I cannot imagine it. Not to fight back – especially for the children. There were a lot of children in those churches and stadiums. Sure, dying is nigh with no escape. But hurt them, even a little. There are more of you than of them. Even if it takes ten, or a hundred, to take down one of them… but no. And now there are mass graves full of pathetic little details, and the bones tell the stark tale of defenselessness.

Perhaps it is because I am an American, and we do cling to our guns and our Bibles. Suffer the little children, and throw off the tyrants. Every individual life is worthy of living, and liberty, and the pursuit of happiness. Want to know why I will always oppose lists of people divided by any criteria? Read the book, and come back and tell me how they identified the people who would be killed. Segregation leads to dehumanization. There’s no other way to understand why the killers could do what they did, other than to know they did not consider those they were killing humans. And there is no way for me to understand why no one raised their arms in self-defense, or fought back at all. They just let the killing go on.

 

6 thoughts on “In defense

  1. “And not from the TV shows, which are, pardon my righteous indignation, bullsh*t. They do get one thing right, however. Bones do tell a story.”

    Heh. You watch “Bones” for the characters, not for the science. The writers seem to be afraid of research.

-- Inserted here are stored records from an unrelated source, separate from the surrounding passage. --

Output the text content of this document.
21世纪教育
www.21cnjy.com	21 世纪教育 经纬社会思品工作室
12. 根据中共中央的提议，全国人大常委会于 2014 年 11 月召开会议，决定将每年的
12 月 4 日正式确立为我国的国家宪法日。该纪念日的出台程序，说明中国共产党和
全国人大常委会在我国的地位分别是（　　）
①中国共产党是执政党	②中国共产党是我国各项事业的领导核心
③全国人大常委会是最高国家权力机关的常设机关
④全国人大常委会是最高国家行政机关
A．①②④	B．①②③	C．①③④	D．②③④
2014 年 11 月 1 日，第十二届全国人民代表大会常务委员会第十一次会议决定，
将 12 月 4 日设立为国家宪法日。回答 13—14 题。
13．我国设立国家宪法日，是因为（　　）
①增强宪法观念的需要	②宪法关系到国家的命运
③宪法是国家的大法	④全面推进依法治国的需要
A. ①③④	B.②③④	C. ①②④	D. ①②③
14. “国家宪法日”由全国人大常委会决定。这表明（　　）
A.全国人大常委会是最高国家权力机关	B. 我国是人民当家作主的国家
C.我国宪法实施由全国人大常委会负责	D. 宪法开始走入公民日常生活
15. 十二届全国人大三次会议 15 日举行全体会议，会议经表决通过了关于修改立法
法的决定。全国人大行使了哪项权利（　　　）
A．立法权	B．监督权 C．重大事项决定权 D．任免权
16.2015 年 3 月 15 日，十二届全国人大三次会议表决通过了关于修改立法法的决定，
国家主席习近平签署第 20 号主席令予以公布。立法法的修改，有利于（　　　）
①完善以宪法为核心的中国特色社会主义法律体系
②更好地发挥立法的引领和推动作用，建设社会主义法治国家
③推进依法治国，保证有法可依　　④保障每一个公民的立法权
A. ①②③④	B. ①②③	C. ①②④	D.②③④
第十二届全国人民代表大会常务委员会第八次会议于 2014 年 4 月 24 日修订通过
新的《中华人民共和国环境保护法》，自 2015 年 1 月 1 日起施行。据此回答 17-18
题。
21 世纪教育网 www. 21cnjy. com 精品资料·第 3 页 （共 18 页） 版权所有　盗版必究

I’ve learned that if they use it, it is most likely wrong. Same for CSI. (Is it even still on the air?)

    “Perhaps it is because I am an American, and we do cling to our guns and our Bibles. Suffer the little children, and throw off the tyrants.”

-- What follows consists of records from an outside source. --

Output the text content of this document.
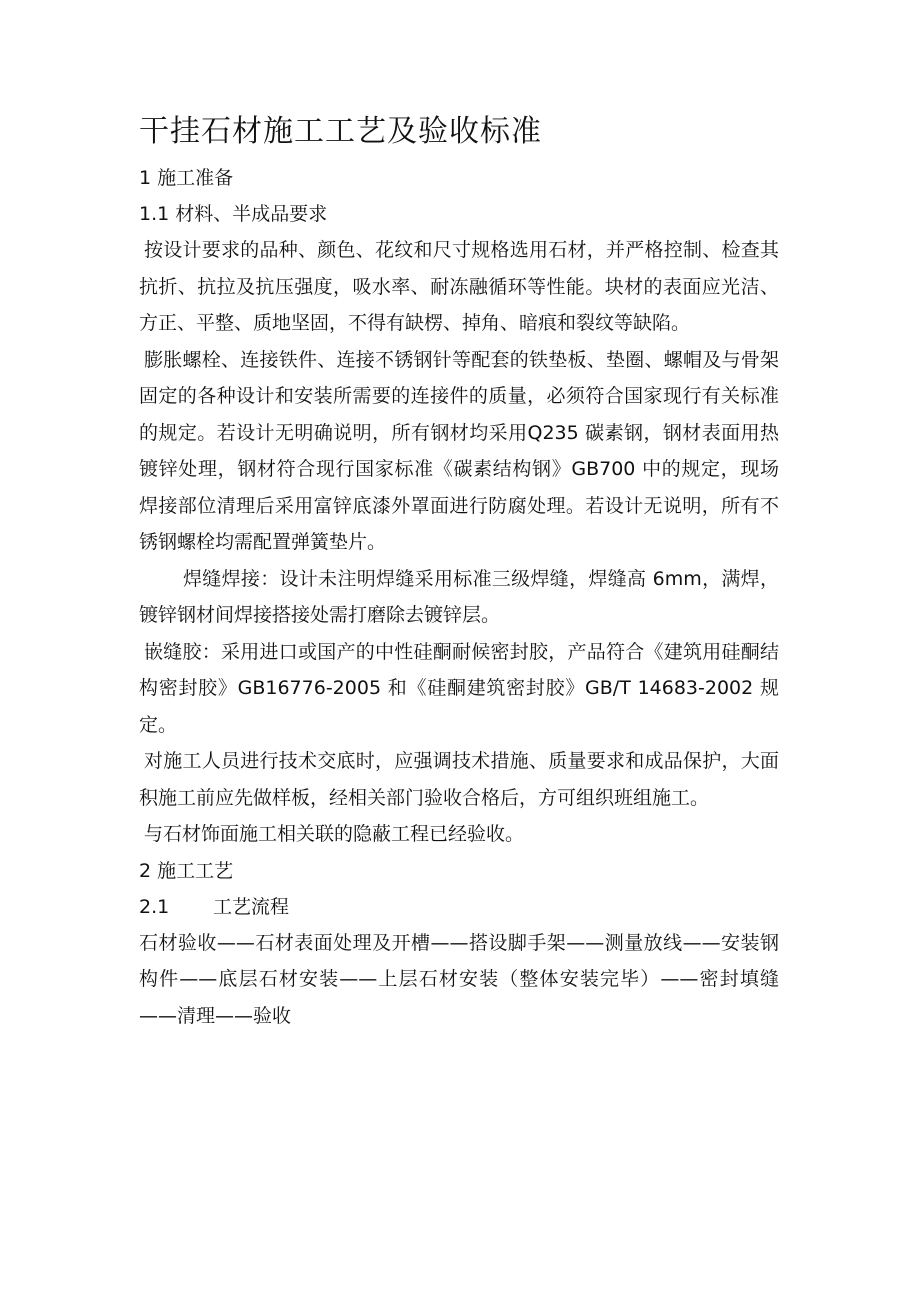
干挂石材施工工艺及验收标准

1 施工准备

1.1 材料、半成品要求

按设计要求的品种、颜色、花纹和尺寸规格选用石材，并严格控制、检查其抗折、抗拉及抗压强度，吸水率、耐冻融循环等性能。块材的表面应光洁、方正、平整、质地坚固，不得有缺楞、掉角、暗痕和裂纹等缺陷。

膨胀螺栓、连接铁件、连接不锈钢针等配套的铁垫板、垫圈、螺帽及与骨架固定的各种设计和安装所需要的连接件的质量，必须符合国家现行有关标准的规定。若设计无明确说明，所有钢材均采用Q235 碳素钢，钢材表面用热镀锌处理，钢材符合现行国家标准《碳素结构钢》GB700 中的规定，现场焊接部位清理后采用富锌底漆外罩面进行防腐处理。若设计无说明，所有不锈钢螺栓均需配置弹簧垫片。

焊缝焊接：设计未注明焊缝采用标准三级焊缝，焊缝高 6mm，满焊，镀锌钢材间焊接搭接处需打磨除去镀锌层。

嵌缝胶：采用进口或国产的中性硅酮耐候密封胶，产品符合《建筑用硅酮结构密封胶》GB16776-2005 和《硅酮建筑密封胶》GB/T 14683-2002 规定。

对施工人员进行技术交底时，应强调技术措施、质量要求和成品保护，大面积施工前应先做样板，经相关部门验收合格后，方可组织班组施工。

与石材饰面施工相关联的隐蔽工程已经验收。

2 施工工艺

2.1 工艺流程

石材验收——石材表面处理及开槽——搭设脚手架——测量放线——安装钢构件——底层石材安装——上层石材安装（整体安装完毕）——密封填缝——清理——验收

    Sadly, I think it could happen here too. Perhaps not on the scale of Rwanda, but we need only look at things like Jonestown to know that it can happen anywhere. (Yes, I know Jonestown wasn’t in America, but Jim Jones was American by birth.)

    I may have to see if this book is in our library. (assuming I can find / make time to read it with a dozen other books currently on the TBR list, half of which is for research) ((unlike the Bones writers, I *love* research.))

    On a tangent: have you ever visited “The Crime Fiction Writer’s Forensics Blog”? [https://writersforensicsblog.wordpress.com] I have found it to be fascinating.

  2. There was no tear gas in Rwanda, but lots of young men with machetes and guns. You point about lists of people is so very important. These people (because of lots of intermarriage) tended to look alike, spoke the same language, ate the same food, had the same customs, and at one time could migrate from one tribal designation to the other. If you became rich enough to own cows, you became a Tutsi. If you lost all your cows, you became a Hutu. But France had a political point to make, and they made it on the bodies of the Tutsis. Now it’s illegal in Rwanda to publicly state your tribal affiliation, illegal for any political party to be composed of only one tribe (so how can you tell if nobody’s allowed to say what they are?) and illegal for less than forty percent of government posts to be composed of women. It’s interesting to watch a country where maybe fifteen percent of the population are murderers struggle to become a modern, safe nation.
    My brother in law, a part time missionary to Rwanda for over fifteen years thinks the lack of fighting back was because the people were so used to obeying authoritarian officials. Everybody had a slot in the hierarchy. Myself, I think it had a lot to do with hopelessness when surrounded by masses of hostile people.

  3. In the gulag archipelago Alex S recommends fighting back and documents a very few who did. He basically says what you are saying the evil is so few who let them overpower the many. Our chains are too often in our minds. I think this rt here should be taught in ever age group. Fight back. Die trying, you might be surprised.

    1. I agree that the chains are in the minds. All the people she was digging up came from countries where the populace either could not, or it was culturally not acceptable to carry firearms. Which would have prevented a lot of this.